3.4 Extendibility of Gaia-X Conformity
Gaia-X Conformity applies to all Gaia-X Service Offerings. And there shall be a Gaia-X Credential for all the entities defined as part of the Gaia-X Conceptual model:
- Participant including Consumer and Provider
- Service Offering
Gaia-X Conformity can be extended by an ecosystem as detailed in the Gaia-X Architecture Document.
3.5 Period of Validity
The targeted updating period of the document is eighteen (18) months. Exceptionally, in case of changes that have become appropriate under applicable laws or standards impacting the PRCD or the Conformity requirements, an update can be made earlier subject to a decision by the Gaia-X Board of Directors.

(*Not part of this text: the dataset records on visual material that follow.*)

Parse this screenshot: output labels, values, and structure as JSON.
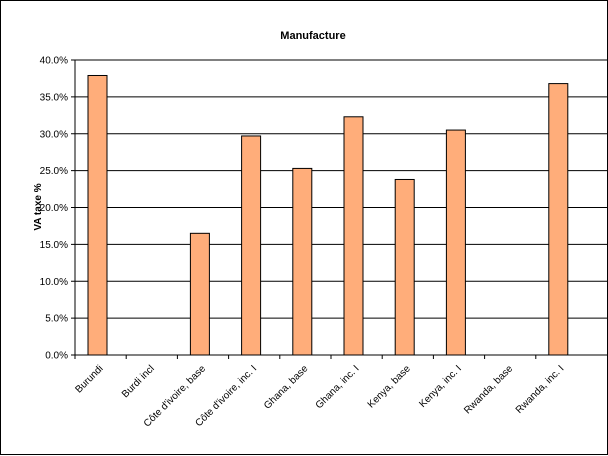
{
  "chart_data": {
    "type": "bar",
    "title": "Manufacture",
    "xlabel": "",
    "ylabel": "VA taxe %",
    "categories": [
      "Burundi",
      "Burdi incl",
      "Côte d'ivoire, base",
      "Côte d'ivoire, inc. I",
      "Ghana, base",
      "Ghana, inc. I",
      "Kenya, base",
      "Kenya, inc. I",
      "Rwanda, base",
      "Rwanda, inc. I"
    ],
    "values": [
      37.9,
      null,
      16.5,
      29.7,
      25.3,
      32.3,
      23.8,
      30.5,
      null,
      36.8
    ],
    "ylim": [
      0,
      40
    ],
    "ytick_labels": [
      "0.0%",
      "5.0%",
      "10.0%",
      "15.0%",
      "20.0%",
      "25.0%",
      "30.0%",
      "35.0%",
      "40.0%"
    ],
    "grid": "horizontal",
    "legend": "none",
    "bar_color": "#FFAD7A",
    "bar_edge": "#000000",
    "grid_color": "#000000"
  }
}
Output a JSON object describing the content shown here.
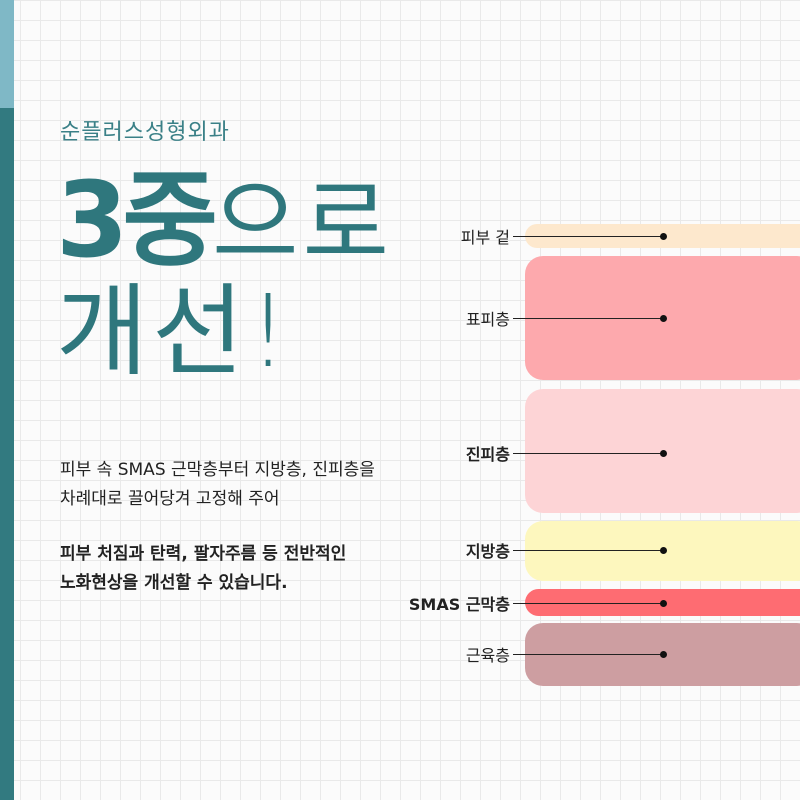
{
  "clinic_name": "순플러스성형외과",
  "headline": {
    "line1_bold": "3중",
    "line1_light": "으로",
    "line2": "개선!"
  },
  "description": {
    "line1": "피부 속 SMAS 근막층부터 지방층, 진피층을",
    "line2": "차례대로 끌어당겨 고정해 주어",
    "bold_line1": "피부 처짐과 탄력, 팔자주름 등 전반적인",
    "bold_line2": "노화현상을 개선할 수 있습니다."
  },
  "layers": [
    {
      "label": "피부 겉",
      "color": "#fde8cd",
      "bold": false
    },
    {
      "label": "표피층",
      "color": "#fda9ad",
      "bold": false
    },
    {
      "label": "진피층",
      "color": "#fdd4d6",
      "bold": true
    },
    {
      "label": "지방층",
      "color": "#fdf7be",
      "bold": true
    },
    {
      "label": "SMAS 근막층",
      "color": "#fe6c72",
      "bold": true
    },
    {
      "label": "근육층",
      "color": "#cd9ea1",
      "bold": false
    }
  ],
  "colors": {
    "accent": "#2f777d",
    "bar_light": "#7fb8c6"
  }
}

Upon revisions of the PRCD, the participants will have the choice of adapting their conformity to the revised requirements or remaining qualified under the former requirements, for a maximum duration of twelve (12) months from the entry into force of the revised PRCD requirements. Exceptionally, in case of changes that have become appropriate under applicable laws or standards impacting the PRCD, the Gaia-X Board of Directors can determine a grace period that deviates from the maximum twelve (12) months term, when relevant in view of the applicability of the changes of the applicable laws or standards.